Looking back, I’m not sure I can identify the turning point, the exact moment I knew I could no longer be the me I’d become, the depressed, suicidal person who clung so stubbornly to a self-image that was becoming less valid every day. I do know that for any new life to burst into bloom, something has to die out. I had to rid myself of the phony nonperson I’d created to please others. And I did it the only way I knew, with the only resource that has ever given my inner life any real meaning. I closed the door and started to write. This time, I wasn’t writing devotionals or mission studies or Christmas pageants; I was writing my way out of a life that had stifled and imprisoned me. I wrote about my despair, my desperation, my lost identity. Word by word, I sought to reconnect with myself. No longer did I write to please or impress others—on the contrary, I had no intention of sharing what I wrote with anyone. I hid away and wrote feverishly, disconnected from everyone and everything. Alarmed, the preacher man demanded I get back to my church work, back to him, back to my family. The congregation had noticed and were talking about me. At one time, I would’ve meekly put away my silly little writings and put my false face back on.
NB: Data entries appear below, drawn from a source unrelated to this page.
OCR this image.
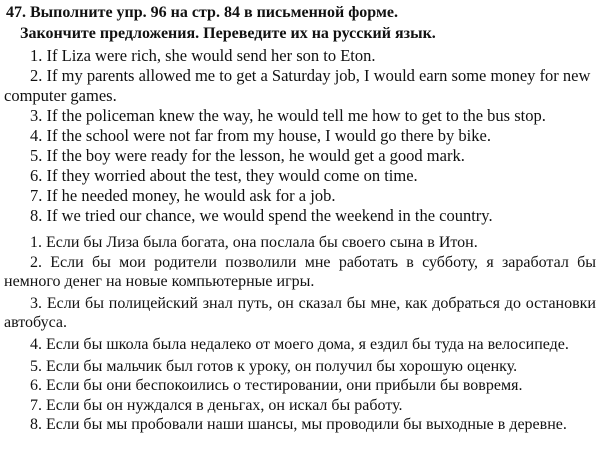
47. Выполните упр. 96 на стр. 84 в письменной форме.
Закончите предложения. Переведите их на русский язык.
1. If Liza were rich, she would send her son to Eton.
2. If my parents allowed me to get a Saturday job, I would earn some money for new computer games.
3. If the policeman knew the way, he would tell me how to get to the bus stop.
4. If the school were not far from my house, I would go there by bike.
5. If the boy were ready for the lesson, he would get a good mark.
6. If they worried about the test, they would come on time.
7. If he needed money, he would ask for a job.
8. If we tried our chance, we would spend the weekend in the country.
1. Если бы Лиза была богата, она послала бы своего сына в Итон.
2. Если бы мои родители позволили мне работать в субботу, я заработал бы немного денег на новые компьютерные игры.
3. Если бы полицейский знал путь, он сказал бы мне, как добраться до остановки автобуса.
4. Если бы школа была недалеко от моего дома, я ездил бы туда на велосипеде.
5. Если бы мальчик был готов к уроку, он получил бы хорошую оценку.
6. Если бы они беспокоились о тестировании, они прибыли бы вовремя.
7. Если бы он нуждался в деньгах, он искал бы работу.
8. Если бы мы пробовали наши шансы, мы проводили бы выходные в деревне.
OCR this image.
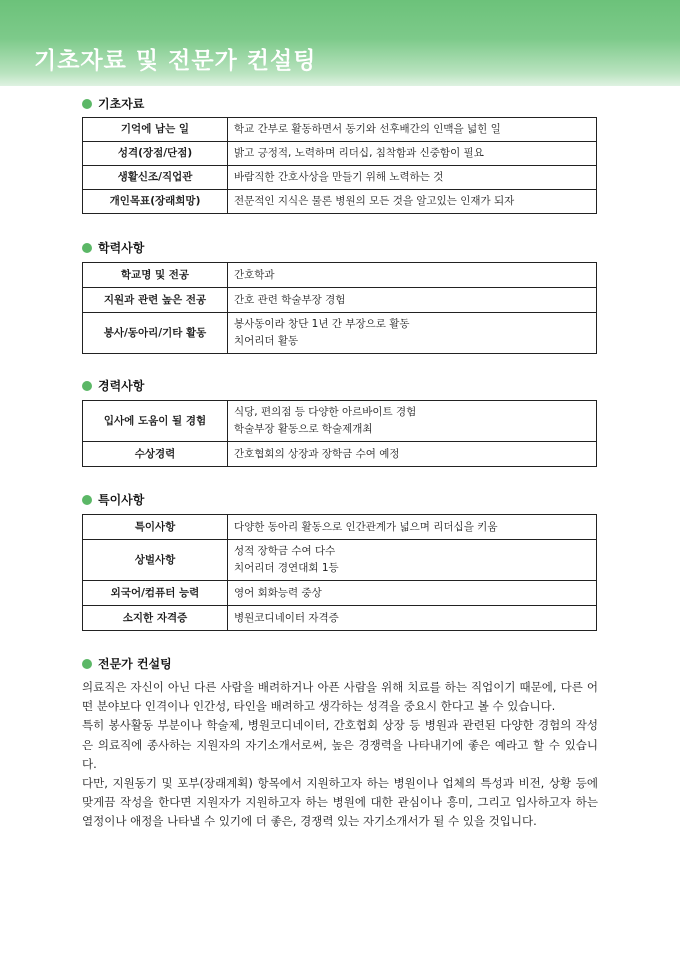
기초자료 및 전문가 컨설팅
기초자료
기억에 남는 일	학교 간부로 활동하면서 동기와 선후배간의 인맥을 넓힌 일

성격(장점/단점)	밝고 긍정적, 노력하며 리더십, 침착함과 신중함이 필요

생활신조/직업관	바람직한 간호사상을 만들기 위해 노력하는 것

개인목표(장래희망)	전문적인 지식은 물론 병원의 모든 것을 알고있는 인재가 되자
학력사항
학교명 및 전공	간호학과

지원과 관련 높은 전공	간호 관련 학술부장 경험

봉사/동아리/기타 활동	봉사동이라 창단 1년 간 부장으로 활동
치어리더 활동
경력사항
입사에 도움이 될 경험	식당, 편의점 등 다양한 아르바이트 경험
학술부장 활동으로 학술제개최

수상경력	간호협회의 상장과 장학금 수여 예정
특이사항
특이사항	다양한 동아리 활동으로 인간관계가 넓으며 리더십을 키움

상벌사항	성적 장학금 수여 다수
치어리더 경연대회 1등

외국어/컴퓨터 능력	영어 회화능력 중상

소지한 자격증	병원코디네이터 자격증
전문가 컨설팅

의료직은 자신이 아닌 다른 사람을 배려하거나 아픈 사람을 위해 치료를 하는 직업이기 때문에, 다른 어떤 분야보다 인격이나 인간성, 타인을 배려하고 생각하는 성격을 중요시 한다고 볼 수 있습니다.

특히 봉사활동 부분이나 학술제, 병원코디네이터, 간호협회 상장 등 병원과 관련된 다양한 경험의 작성은 의료직에 종사하는 지원자의 자기소개서로써, 높은 경쟁력을 나타내기에 좋은 예라고 할 수 있습니다.

다만, 지원동기 및 포부(장래계획) 항목에서 지원하고자 하는 병원이나 업체의 특성과 비전, 상황 등에 맞게끔 작성을 한다면 지원자가 지원하고자 하는 병원에 대한 관심이나 흥미, 그리고 입사하고자 하는 열정이나 애정을 나타낼 수 있기에 더 좋은, 경쟁력 있는 자기소개서가 될 수 있을 것입니다.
But this time I couldn’t do it anymore. Instead I stayed put and wrote about a woman’s struggles to fit into the mold she’d created to please others. The playwright had written a make-believe role, then stepped in to fill it herself. God hadn’t cursed her and caused her to lose her voice; she had cursed herself by denying her voice. Freely and willingly, she had given it away. I had given it away. My marriage began to fall apart, but my novel was taking shape.
Little did I know at the time, but during that feverish, stumbling journey of self-discovery, I was creating the underlying themes of all the books I’d write from that point onward. The loss of self, the search for identity, and the ultimate redemption through art would become the foundation for the stories I’d tell, over and over. Through writing, I finally was freed of that prison of my own creation, the deadly urge to please others, to let what others think of me become more important than what I think of myself.
In the end, however, the strain proved to be too much for me, and when my marriage ended, I put the book aside. Once I’d started writing again I couldn’t stop, but I could move on to easier subjects. As I’d told Pat, I couldn’t bear to revisit my former life and that’s where the rodeo rider came in. But Pat had sensed what I knew with all my heart but had been running from for years: I had a story to tell, and it wasn’t about riding the rodeo. It was about a woman like myself, who struggled to find her identity apart from the demands of others. Whether or not I could find the courage to tell it was a question only I could answer.
* * *
Back in my writing room with a view of the lagoon where white egrets nested, I returned to the unfinished manuscript that had both haunted and eluded me for years. For the months that followed, I worked on it like a person possessed, which I suppose I was. When it was finished, I called it The Sunday Wife and hurriedly mailed it to my brand-new agent before I could change my mind.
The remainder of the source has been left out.